お説教されています……②
一体どれほどの時間が経ったのだろう。いや、そんなに経ってないけど、この沈黙の時間が私には永遠に感じれる。
「あの、本当にごめんなさい!」
ここは先手必勝! とか考えておらず、ただただこんなことになったのは私のせいなのだと、心の底から出た言葉だ。
「マードリア」
「はい」
「私ってそんなに怖いかしら?」
「いえ、別に怖くはないです」
「なら、どうしてそんなに私に怒られるのが嫌なのかしら? まあ、怒られるのはみんな嫌でしょうけど」
だって、なんだか妹に怒られてるみたいなんだもん! 姉しかいなかったけど。
「あの、その」
何か、何か良い言葉を! 嘘は言っていない言葉を!
「……アイリーン様が私のことを思って怒ってくれていることはわかるんです。ですから、その度に申し訳なさと惨めさでいっぱいになるのです。怒られるようなことをする私が悪いんですけど。そういうわけで、アイリーン様に怒られるというより、みんなに迷惑をかけたということが嫌なのです」
この言葉が吉と出るか凶と出るかはアイリーン様次第。
「はあ、まぁ、普段はともかく、今回はボクにも非があるからね。リリーたちの部屋まで送ったのに、リリーにマードリアを送るよう言わなかったから」
思わぬところから助け船がでてきた。
「そ、それでしたら私にも非があります。
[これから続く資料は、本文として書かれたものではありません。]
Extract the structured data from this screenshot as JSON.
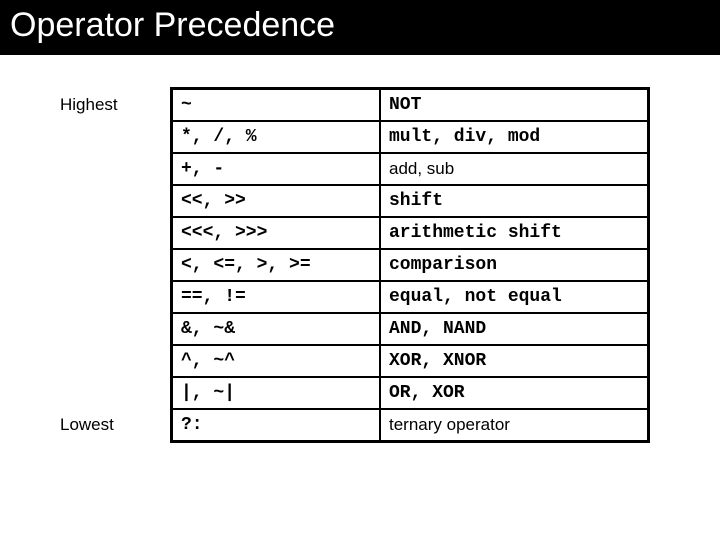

私が、リリーさんのことを話してしまいましたから。リリーさん、ごめんなさい」
「い、いえ、元はといえば私が悪いのです。私の勝手な一時的な感情のせいなので」
なんか、いつのまにかみんなの反省大会的なのになってる。別に、道に迷ったのは私のせいであってみんなのせいじゃないのに……。
「いや〜マードリアは愛されてるね」
チコは私の肩に手を置くと、にっこりと笑った。
「みんながみんな、マードリアの今の状況に関係しているならあたしもそうだよ。あたしが合格をもらえた時、丁度クレア様が近くにいた時だから」
「いや、それは関係ないと思うけど」
「そう? じゃああたしが、クレア様に目をつけられるほど素晴らしい魔法を発動させたからってことで」
チコはアイリーン様の方を見る。
「……そうね、私も彼女を挑発するようなことを言ってしまったのだから、私にも非はあるわ」
「みんな、この件には少なからず関わっているんだよ。でも、根本はマードリアだけどね。これからはもっと気をつけて。それに、マードリアになんて迷惑かけられっぱなしだから、今さら気にする必要ないよ。ね、みんな」
チコの言葉にみんなが頷いた。なんだろう、嬉しくない。
「みんな、ありがとう。でも、これからはあんまり迷惑かけないように頑張ります」
頭にほんの少し柔らかく硬いものが置かれた。
「うん、頑張れ」
ガーラの表情や声の柔らかさで、本当にゆうちゃんが転生してきたんだと実感させられて、どこか欠けていた私の寂しさのピースがぴったり当てはまった気がした。
「はいはーい、てことでこの話は終わり。次! マードリアはなんで男子寮の生徒に頼んだの?」
「地図もらってたから、それ渡せば女子寮でも案内できると思ったの。それに友人だし。本当はお兄様に頼もうと思ったんだけど、ビケット王子様と外出していたみたいで」
「いや、それでも異性に頼むって……。さすがはマードリア」
「マードリア、あなたは方向音痴だけでなく、人との距離感もちゃんと考えなさい」
「マードリア様、コーリー王子様に額を触れられても何一つ動揺しませんでしたからね」
「え、聞いてないです! マードリア様、くれぐれもお気をつけください」
ええ〜、みんななんでそんな怖い顔してるの……。
「マードリア、一つだけいいこと教えてあげる。マードリアは友人と思っていても、相手は違うこともあるから気をつけなよ」
それって、相手は友人とすら思ってくれてないってことかな? そっか、そしたら友人面されるのは嫌だよね。そうだよね。
「あ、これ全然理解してないや。レン、マードリアのペアとしてよろしく」
「は、はい!」
なんか、早速レンちゃんに頼ることになってしまった気がする。